Сьюзан обнаружила, что тату-салон очень спокойное место. На нее снизошло умиротворение от жужжания иглы Тони и новой музыки, которую только что поставил Большая Птица. На сей раз это были «Блэк Кроуз», «Блэк Саббат», «Мегадэд» и под конец «Грейтфул Дэд».

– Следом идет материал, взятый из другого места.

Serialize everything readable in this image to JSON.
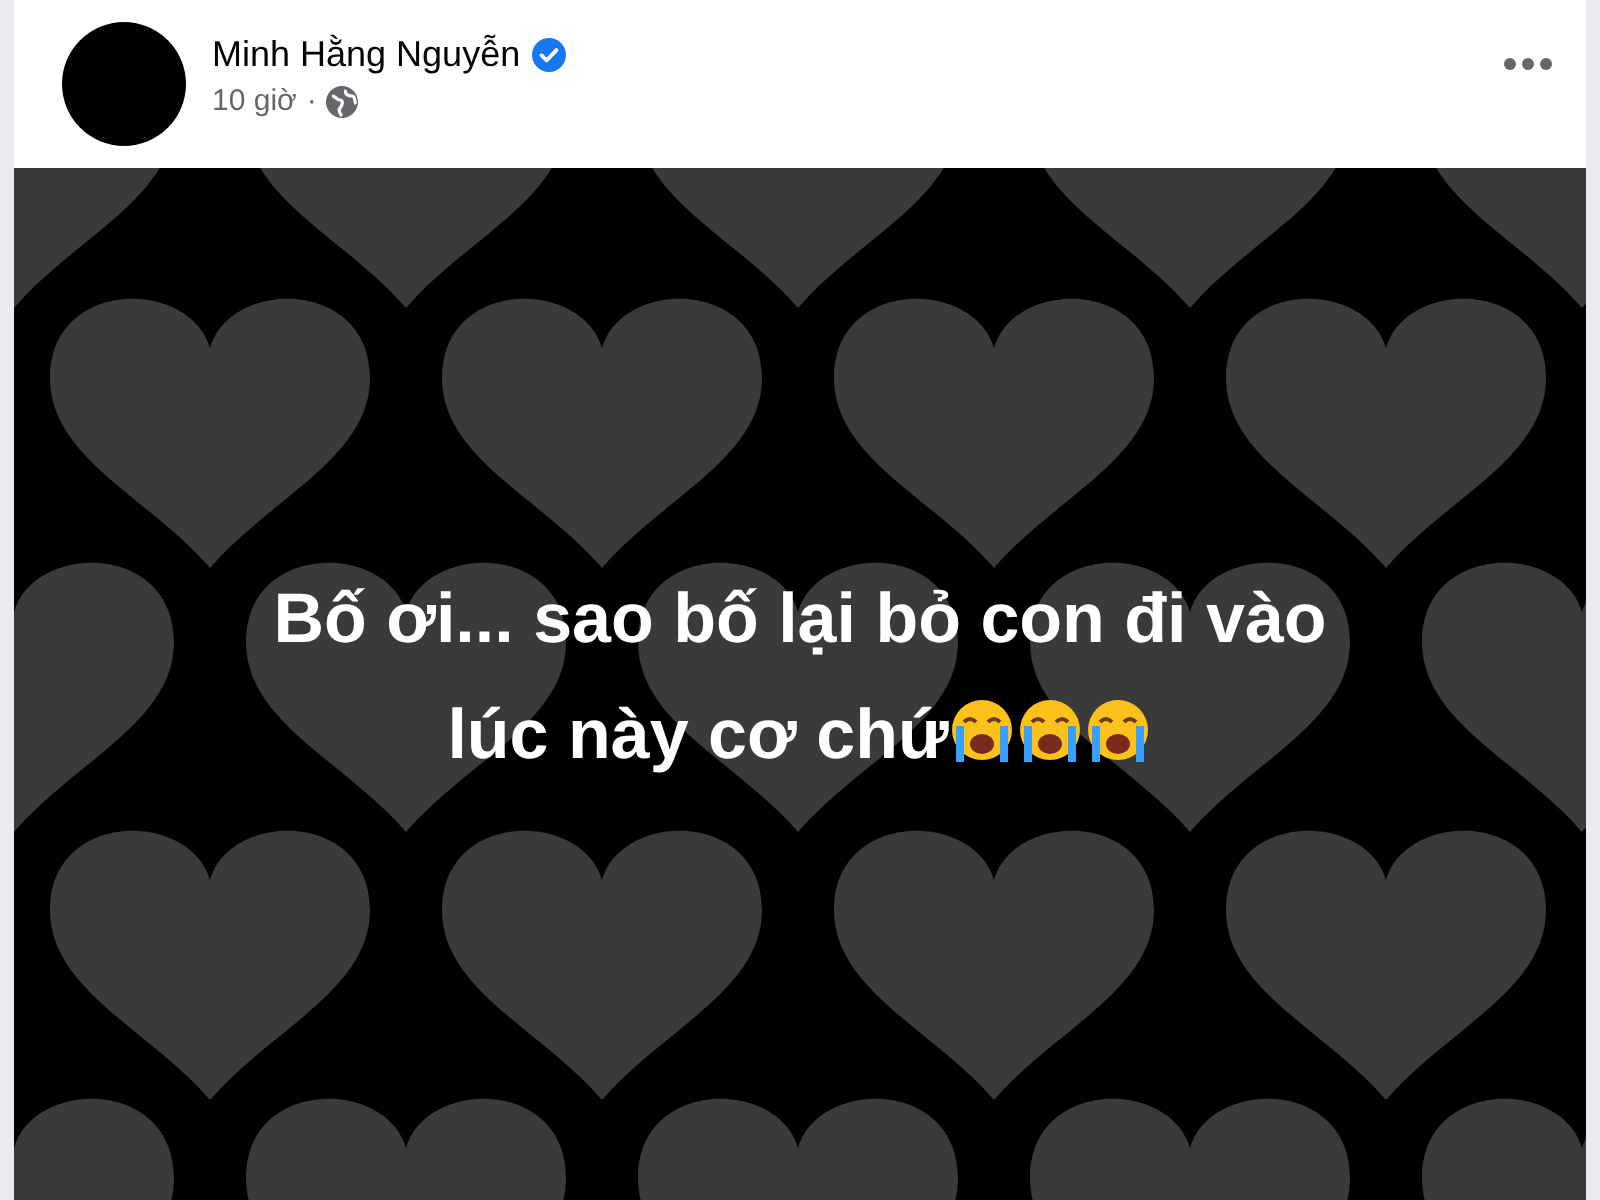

– Любая команда, в названии которой есть слово «черный» или «смерть», – безо всякой нужды объяснил Большая Птица, продолжая прокалывать нос молодому человеку.
– А как насчет Циллы Блэк? – кротко спросил Хойт со своего насеста возле двери. – Или Ширли Темпл Блэк?[27]
– Это группы такие? – Тони окунул иглу в крошечный пластиковый цилиндр с красными чернилами и вернулся к лодыжке Сьюзан, на которой начал набивать звезды.
Сьюзан с Хойтом переглянулись и заулыбались. Эти татуировщики вообще хоть что-нибудь знают?
– Цилла Блэк – английская певица, а Ширли Темпл…
– Я про нее слышал! – торжествующе оборвал их Большая Птица. – Она пьянчуга!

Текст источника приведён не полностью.